We know that being connected to others or to a community is good for wellbeing, yet it is not often part of discussions in most mental health service settings. Medical models of mental health care tend to focus on identifying and treating what is wrong instead of taking a holistic view of a person. There is an underlying presumption that people needing support for their mental wellbeing, are ill and in need of ongoing professional help. The recovery movement turns these types of assumptions upside down. Systems that are recovery-oriented are built upon recovery* principles that value strengths, inclusion, diversity, building community, and connection. The wisdom embedded in recovery processes is rooted in connection, strength, and hope. Peer Support is a great example of a recovery-oriented practice that builds community and supportive relationships among people with lived/living experiences of mental health challenges and/or their families. In fact, Peer Support is considered to be a core component of most recovery-oriented systems.
Recovery in Stepped Care 2.0 is conceptualized as a diverse set of principles, assumptions, values, and practices that aim to empower people experiencing mental health challenges, along with their families and communities. SC 2.0 models are holistic in nature and recognize the importance and strengths of individuals and communities. These ideas are interwoven throughout our work and can be seen in our guiding principles such as: All individuals have strength and capacity, and professionals do not carry all of the wisdom. Themes of recovery-oriented practice include client-centric care, hope, empowerment, and inclusion, as well as a focus on the social-determinants of health, human rights, interconnectedness, and self-determination. Recovery in SC 2.0 is understood to be a unique journey that looks different for each person and is guided by choice, preference and readiness. This opens access to a wide range of support and resources, both formal and informal, tailored to match the varying strengths and preferences of help-seekers. An organized gathering of peers, a book club, e-mental health tools, and professional psychological services are all considered equally valuable options in a SC 2.0 system.
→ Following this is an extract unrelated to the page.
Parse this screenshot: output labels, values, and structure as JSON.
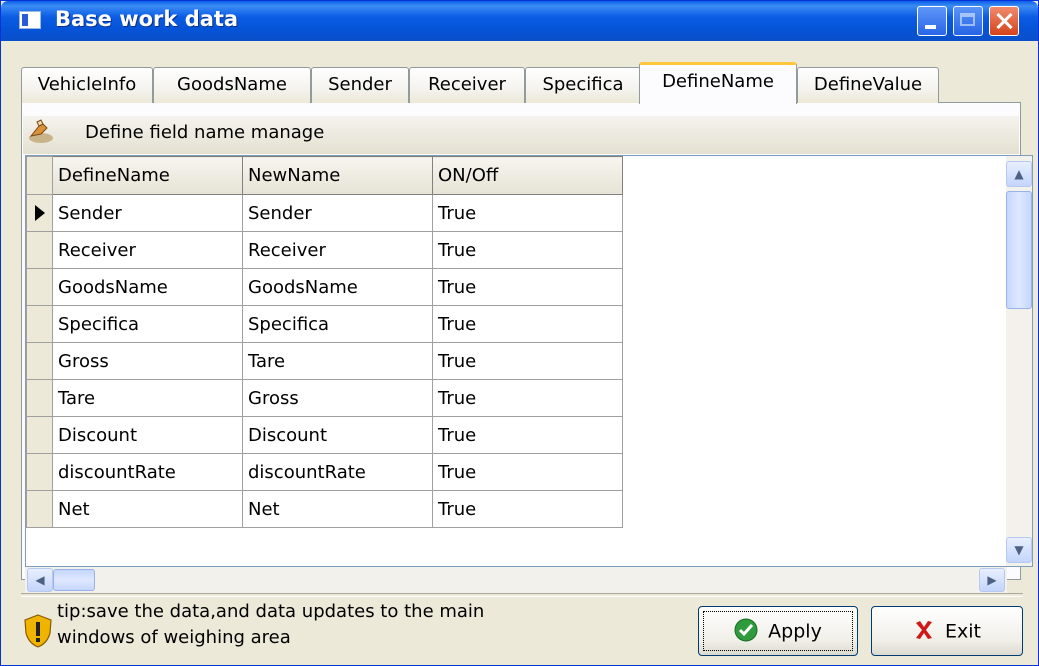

Even with the challenges we currently live in, there is hope. I see sparks of hope everywhere! While the pandemic has increased general awareness of gaps that were already in our systems, there are good things coming out of this. Suddenly we are seeing a rise in the use of e-mental health platforms. This is becoming the norm for people who have access. Now, we can connect with others inside and outside of their home communities which addresses some major access issues. While e-mental health resources are not accessible or preferable to everyone, they have a significant role to play moving forward and I expect this to remain the case long after the threat of the pandemic is over.
*A note about language: There are many, diverse conceptualizations of recovery in mental health and substance use. It is important to remember that recovery is a construct. “It is an individual choice to self-identify with certain expressions or concepts, but human rights still apply to everyone, everywhere. Above all, a diagnosis or disability should never define a person. We are all individuals, with a unique social context, personality, autonomy, dreams, goals and aspirations and relationships with others” (World Health Organization, 2019, p. xxii).
World Health Organization QualityRights. (2019). Person-centred recovery planning for mental health and well-being self-help tool. Geneva, World Health Organization.